I have a dear friend.

Her sister was brutally murdered when she was 18.

We talk a lot about grief, processing this world, PTSD, and the best way to go forward.

It’s a fun game.

A game usually around a couple glasses of wine, about who’s grief is worse. It is not a game for the light of heart but for those of us who have lost our Loves, we find incredible freedom in being able to talk through grief and trauma.

I personally find solace in the fact that my daughter was sick. We did everything to make sure she had the best possible life. In the end, her body gave out.

To listen to my friend…..random acts of violence, terror for terrors sake, to take a precious life knowing how precious and limited we are in this world, I can’t wrap my head around it.

I really can’t. Which make my conversations with my friend even more interesting.

There is no more intimate, variable, unpredictable emotion than grief.

As a society, we suck at grief. Really, we are the worst. We don’t talk about it, we blame, we hide, we ignore, we prescribe and when we grow tired of those who ‘just cant seem to move on’ – we move on.

And we make loss political.

And alas the complexity of this picture. I will not comment on the judge giving the defendant a hug. I will not comment on ten years. I probably agree with your opinions.

But leave Brandt Jean alone. His hug was not motivated by anything other than grief and the need to connect with others around the death of his brother.

He is 18 years old.

His big brother was shot.

He has to live the rest of his life without this person. This hug was grief motivated; maybe healing motivated, maybe faith motivated.
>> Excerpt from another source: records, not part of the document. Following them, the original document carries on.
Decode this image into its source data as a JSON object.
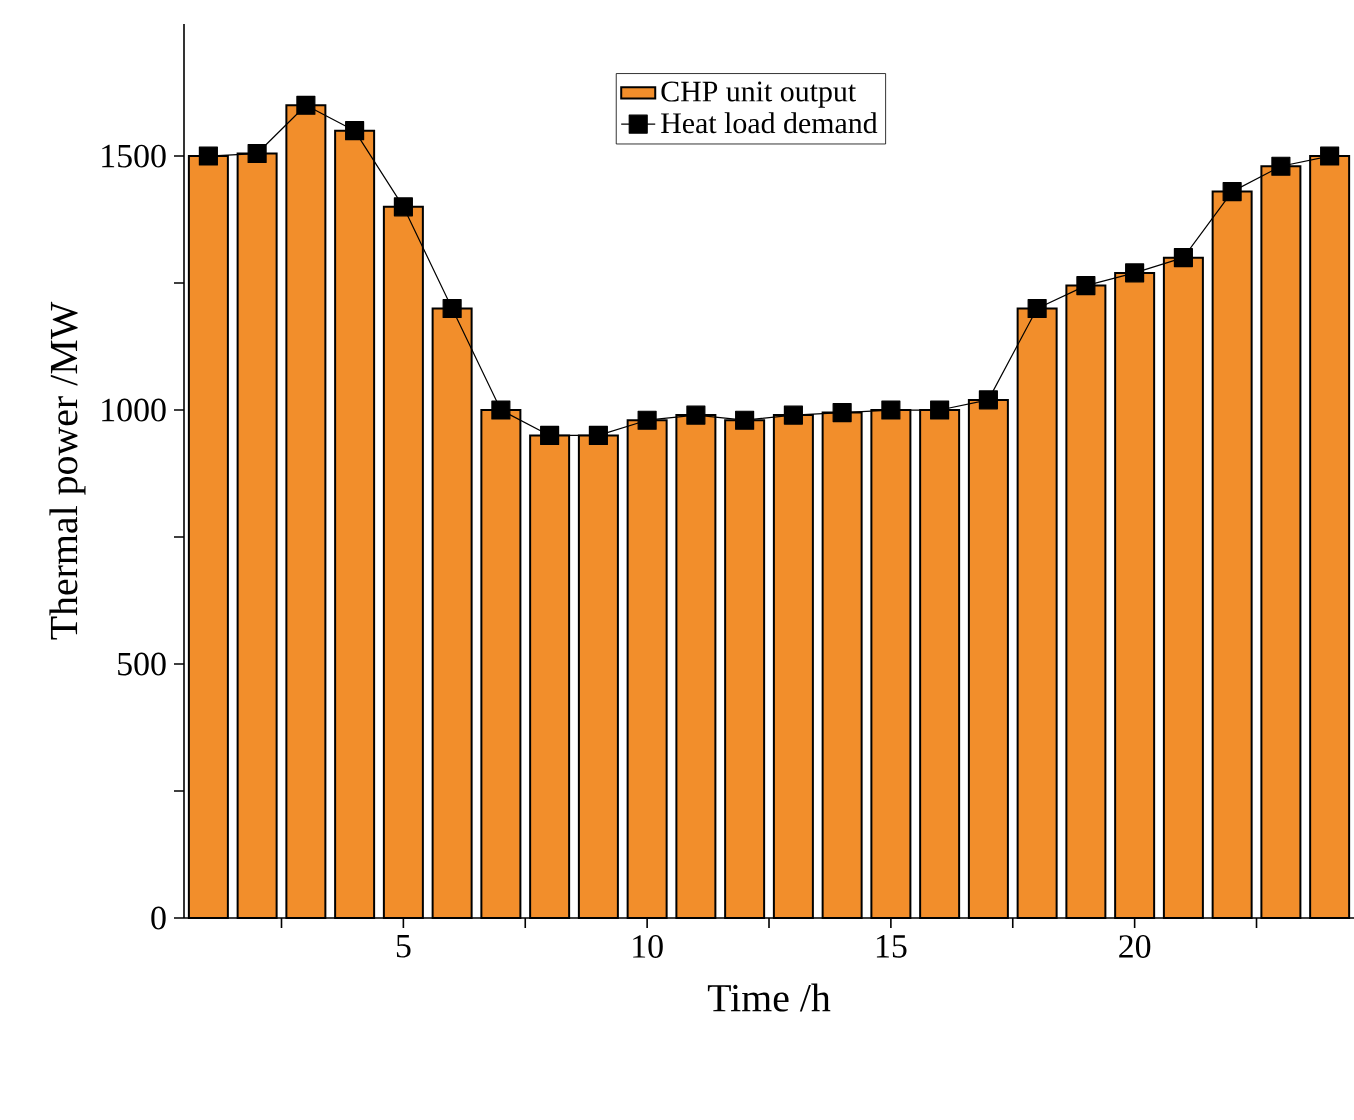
{
  "chart_data": {
    "type": "bar",
    "xlabel": "Time /h",
    "ylabel": "Thermal power /MW",
    "x": [
      1,
      2,
      3,
      4,
      5,
      6,
      7,
      8,
      9,
      10,
      11,
      12,
      13,
      14,
      15,
      16,
      17,
      18,
      19,
      20,
      21,
      22,
      23,
      24
    ],
    "series": [
      {
        "name": "CHP unit output",
        "color": "#f28e2b",
        "values": [
          1500,
          1505,
          1600,
          1550,
          1400,
          1200,
          1000,
          950,
          950,
          980,
          990,
          980,
          990,
          995,
          1000,
          1000,
          1020,
          1200,
          1245,
          1270,
          1300,
          1430,
          1480,
          1500
        ]
      },
      {
        "name": "Heat load demand",
        "type": "line",
        "color": "#000000",
        "marker": "square",
        "values": [
          1500,
          1505,
          1600,
          1550,
          1400,
          1200,
          1000,
          950,
          950,
          980,
          990,
          980,
          990,
          995,
          1000,
          1000,
          1020,
          1200,
          1245,
          1270,
          1300,
          1430,
          1480,
          1500
        ]
      }
    ],
    "xlim": [
      0.5,
      24.5
    ],
    "ylim": [
      0,
      1760
    ],
    "xticks": [
      {
        "value": 2.5,
        "label": null
      },
      5,
      {
        "value": 7.5,
        "label": null
      },
      10,
      {
        "value": 12.5,
        "label": null
      },
      15,
      {
        "value": 17.5,
        "label": null
      },
      20,
      {
        "value": 22.5,
        "label": null
      }
    ],
    "yticks": [
      0,
      {
        "value": 250,
        "label": null
      },
      500,
      {
        "value": 750,
        "label": null
      },
      1000,
      {
        "value": 1250,
        "label": null
      },
      1500
    ],
    "legend": "top",
    "grid": false
  }
}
It was not politically motivated.

And because we cant talk about grief and loss as vulnerable people, we turn it into politics. Politics is easier to process than grieving a life without a Love.

I tell my friend often how brave she is to move through this life knowing the horrific things that can happen.

She tells me the same.

We should respect the grieving process. Let a boy mourn his brother. Keep him out of the process. He goes to bed now wondering if he should have hugged that woman; trying to find peace in God. None of that is fair.

And ultimately- he does not need our opinion.

You do not have an iota of how complex grief is until you navigate it. Let a brother do what a brother needs to do. Be grateful and hopeful he continues a path to peace and to conduct change in a place of love, not anger.

For the love of God. Just let him give a hug.